Hadoop and Data Science Meetup
Access Notes
Front door on 11th; venues may have access through large garage door on Flanders
Description
This month's meet up will start with discussion of news items related to data science and big data led by William Taylor.
Presentation this month by Temese Szalai.
Title: Asking Questions About Big Data: A Basic How-To For Framing Problems When Working With (Unstructured Text) Data At Scale
Summary: Data is only as valuable as the questions we ask about it. The questions to ask need to be those that yield valuable insights, quantifiable results and whose answers lead to actionable information, i.e., help make a decision or meet the requirements of the people and systems consuming the analysis or output.

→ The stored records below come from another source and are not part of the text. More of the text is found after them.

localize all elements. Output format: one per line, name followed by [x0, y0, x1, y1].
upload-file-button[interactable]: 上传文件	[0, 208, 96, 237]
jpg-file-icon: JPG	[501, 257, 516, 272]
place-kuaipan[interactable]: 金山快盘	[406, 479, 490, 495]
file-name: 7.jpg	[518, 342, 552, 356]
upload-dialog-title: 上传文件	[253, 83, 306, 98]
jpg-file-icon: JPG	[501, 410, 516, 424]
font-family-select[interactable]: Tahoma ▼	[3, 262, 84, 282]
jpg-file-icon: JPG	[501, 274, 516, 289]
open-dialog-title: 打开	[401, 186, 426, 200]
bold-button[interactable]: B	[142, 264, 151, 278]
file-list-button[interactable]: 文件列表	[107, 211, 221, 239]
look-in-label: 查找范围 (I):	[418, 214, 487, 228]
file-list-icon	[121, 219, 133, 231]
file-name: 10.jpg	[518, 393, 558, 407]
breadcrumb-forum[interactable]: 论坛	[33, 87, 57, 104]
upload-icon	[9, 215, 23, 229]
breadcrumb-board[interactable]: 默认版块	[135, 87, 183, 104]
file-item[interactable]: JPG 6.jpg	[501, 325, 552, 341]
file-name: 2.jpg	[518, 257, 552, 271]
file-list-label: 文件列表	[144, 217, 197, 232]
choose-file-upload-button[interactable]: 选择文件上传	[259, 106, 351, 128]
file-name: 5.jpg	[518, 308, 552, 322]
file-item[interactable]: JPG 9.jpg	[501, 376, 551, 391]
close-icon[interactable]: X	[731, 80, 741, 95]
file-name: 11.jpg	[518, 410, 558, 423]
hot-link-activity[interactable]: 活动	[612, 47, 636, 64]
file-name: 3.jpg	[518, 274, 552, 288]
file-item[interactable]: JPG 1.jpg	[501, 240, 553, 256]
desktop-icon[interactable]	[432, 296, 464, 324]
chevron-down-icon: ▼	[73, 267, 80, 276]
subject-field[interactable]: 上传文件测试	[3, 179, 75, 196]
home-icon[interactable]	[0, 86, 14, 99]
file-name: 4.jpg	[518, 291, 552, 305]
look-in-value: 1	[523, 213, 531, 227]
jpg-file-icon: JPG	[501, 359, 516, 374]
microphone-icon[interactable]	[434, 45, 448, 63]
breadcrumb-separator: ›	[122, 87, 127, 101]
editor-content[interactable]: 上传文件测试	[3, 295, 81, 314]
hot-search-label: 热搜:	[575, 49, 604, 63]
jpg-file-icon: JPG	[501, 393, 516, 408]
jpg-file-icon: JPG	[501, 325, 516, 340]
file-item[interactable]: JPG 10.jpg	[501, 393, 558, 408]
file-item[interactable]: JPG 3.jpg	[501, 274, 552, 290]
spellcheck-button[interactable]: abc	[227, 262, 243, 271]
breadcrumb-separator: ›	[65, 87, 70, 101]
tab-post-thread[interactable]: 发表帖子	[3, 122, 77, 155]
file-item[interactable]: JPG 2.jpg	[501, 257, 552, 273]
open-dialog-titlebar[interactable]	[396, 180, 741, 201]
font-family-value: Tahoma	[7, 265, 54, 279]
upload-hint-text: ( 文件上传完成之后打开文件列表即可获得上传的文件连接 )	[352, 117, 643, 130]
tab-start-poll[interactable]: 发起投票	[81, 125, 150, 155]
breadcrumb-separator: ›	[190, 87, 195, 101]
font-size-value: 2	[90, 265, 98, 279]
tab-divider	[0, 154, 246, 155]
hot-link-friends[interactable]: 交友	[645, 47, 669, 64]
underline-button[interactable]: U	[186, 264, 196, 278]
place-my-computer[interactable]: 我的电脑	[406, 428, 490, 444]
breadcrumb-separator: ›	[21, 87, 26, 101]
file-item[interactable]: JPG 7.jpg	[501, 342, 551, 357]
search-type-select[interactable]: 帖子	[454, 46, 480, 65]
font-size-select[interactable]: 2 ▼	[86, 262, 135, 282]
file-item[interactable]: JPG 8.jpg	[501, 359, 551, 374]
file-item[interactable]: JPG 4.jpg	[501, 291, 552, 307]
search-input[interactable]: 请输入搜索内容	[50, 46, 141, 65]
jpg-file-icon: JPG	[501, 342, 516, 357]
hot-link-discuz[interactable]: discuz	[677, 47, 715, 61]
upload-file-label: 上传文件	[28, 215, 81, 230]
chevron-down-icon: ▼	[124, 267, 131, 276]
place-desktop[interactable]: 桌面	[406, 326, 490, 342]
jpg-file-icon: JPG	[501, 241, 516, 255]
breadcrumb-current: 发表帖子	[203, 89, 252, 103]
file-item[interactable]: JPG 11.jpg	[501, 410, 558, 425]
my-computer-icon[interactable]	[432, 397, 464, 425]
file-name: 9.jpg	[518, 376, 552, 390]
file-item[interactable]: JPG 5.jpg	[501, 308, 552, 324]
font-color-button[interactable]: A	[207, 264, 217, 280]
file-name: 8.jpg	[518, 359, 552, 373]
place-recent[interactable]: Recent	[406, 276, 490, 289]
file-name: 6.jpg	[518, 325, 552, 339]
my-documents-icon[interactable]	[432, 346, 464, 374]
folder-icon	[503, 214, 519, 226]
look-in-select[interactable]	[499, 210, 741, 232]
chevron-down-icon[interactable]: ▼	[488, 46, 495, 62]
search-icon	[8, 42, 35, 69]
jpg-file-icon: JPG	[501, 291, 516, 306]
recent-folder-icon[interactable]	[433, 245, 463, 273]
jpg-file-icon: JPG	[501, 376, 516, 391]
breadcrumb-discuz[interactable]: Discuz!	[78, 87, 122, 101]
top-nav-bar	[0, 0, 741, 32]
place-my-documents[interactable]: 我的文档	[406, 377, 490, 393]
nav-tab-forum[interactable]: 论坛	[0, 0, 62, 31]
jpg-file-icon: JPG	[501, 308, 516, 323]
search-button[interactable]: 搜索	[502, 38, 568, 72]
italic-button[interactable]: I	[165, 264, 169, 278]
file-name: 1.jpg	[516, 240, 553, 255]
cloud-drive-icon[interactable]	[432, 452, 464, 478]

Identifying good questions to ask and how to proceed with very large data sets is at the very heart of being a data scientist.
When working with large data sets, especially ones that are unstructured or semi-structured text data, asking questions and getting started is not always easy. In fact, it's sometimes the hardest part. Drawing on her experiences working with text data at scale, Temese will talk about strategies and methodologies for approaching this kind of data when doing initial discovery and analysis. She'll also cover some basic tools and techniques that are available and basic best practices. Although unstructured text data is a focus, the talk should be general enough to apply to analyzing other kinds of data as well.
Speaker Bio: Temese Szalai has worked as an industrial computational linguist/taxonomist for 13 years. Presently, she is the founder of Madarka, which leverages semantic analysis of large unstructured corpora for psychographic consumer segmentation.